Though the new tracks aren’t being released as a standalone EP a la Lady Gaga’s The Fame Monster or Lana Del Rey’s recent Paradise, The Re-Up at least attempts to remedy Roman Reloaded‘s initial mistakes, first and foremost by including—and releasing as a single—the previously recorded “Va Va Voom,” the most obvious successor to Minaj’s crossover hit “Super Bass.” “The Boys” likewise mixes hard and soft, with Minaj’s Daft Punk-inspired flow complemented by an acoustic guitar-accompanied chorus. The best example of the kind of genre tightrope Minaj is capable of walking so well, however, is “Freedom,” which contrasts her trenchant rap verses with a silky pop hook atop an ambient drone and old-school hip-hop loop.

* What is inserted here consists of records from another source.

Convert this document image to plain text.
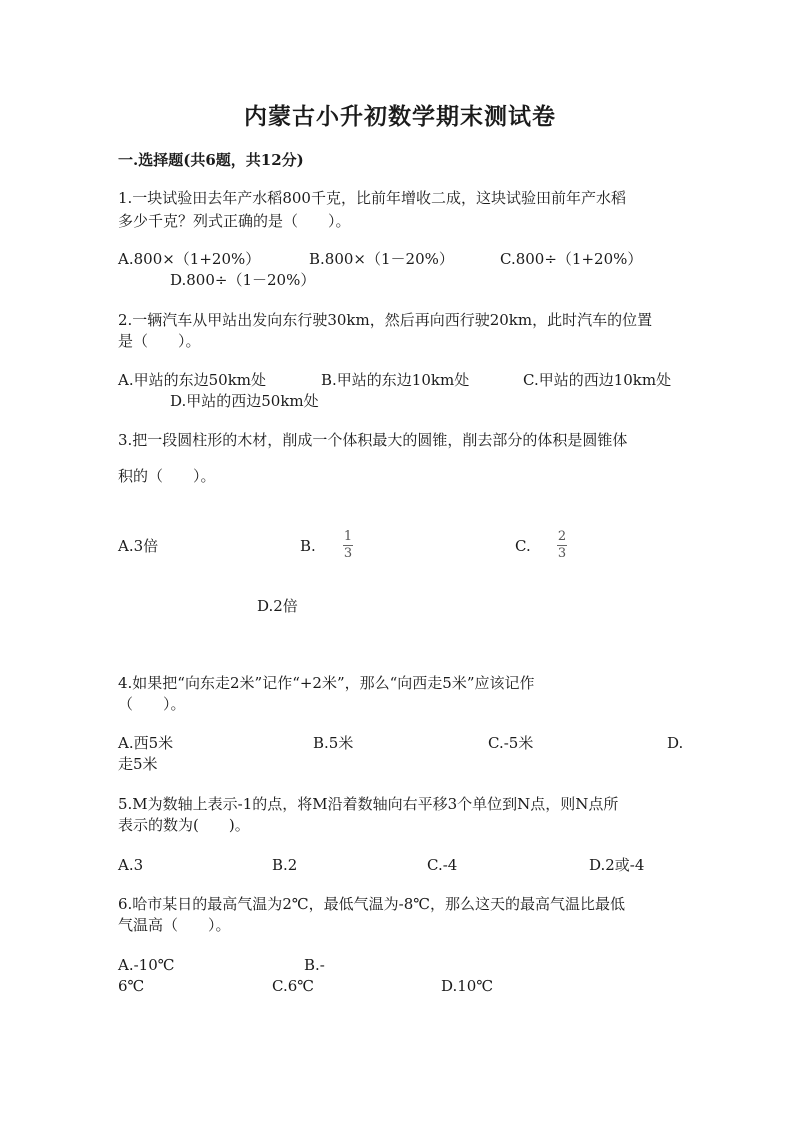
内蒙古小升初数学期末测试卷
一.选择题(共6题，共12分)
1.一块试验田去年产水稻800千克，比前年增收二成，这块试验田前年产水稻
多少千克？列式正确的是（　　）。
A.800×（1+20%）	B.800×（1－20%）	C.800÷（1+20%）
D.800÷（1－20%）
2.一辆汽车从甲站出发向东行驶30km，然后再向西行驶20km，此时汽车的位置
是（　　）。
A.甲站的东边50km处	B.甲站的东边10km处	C.甲站的西边10km处
D.甲站的西边50km处
3.把一段圆柱形的木材，削成一个体积最大的圆锥，削去部分的体积是圆锥体
积的（　　）。
A.3倍	B.
1
3	C.
2
3
D.2倍
4.如果把“向东走2米”记作“+2米”，那么“向西走5米”应该记作
（　　）。
A.西5米	B.5米	C.-5米	D.
走5米
5.M为数轴上表示-1的点，将M沿着数轴向右平移3个单位到N点，则N点所
表示的数为(　　)。
A.3	B.2	C.-4	D.2或-4
6.哈市某日的最高气温为2℃，最低气温为-8℃，那么这天的最高气温比最低
气温高（　　）。
A.-10℃	B.-
6℃	C.6℃	D.10℃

Unfortunately, The Re-Up also solidifies some of Minaj’s biggest liabilities. Her alter ego, Roman Zolanski, thankfully makes himself scarce, but when Minaj declares, “Who do I want to work with? Nobody,” on “Freedom,” the sentiment is borne out by the lackluster slate of guests on hand: Ciara, Cassie, and Lil Wayne, whose appearance on “High School” marks his third overall on the Roman Reloaded project. Minaj still has a lazy habit of repeatedly rhyming words with the same exact words, and while today’s rappers rarely seem to be taken to task for employing dated references simply to complete a couplet, Minaj’s nods to Maury Povich on opener “Up in Flames” and Blossom on “I Endorse These Strippers” are less clever than inexcusably archaic. The Re-Up is an indication that Minaj is learning from some of her mistakes, but as long as she keeps comparing herself to Jesus, we probably shouldn’t hold our breath.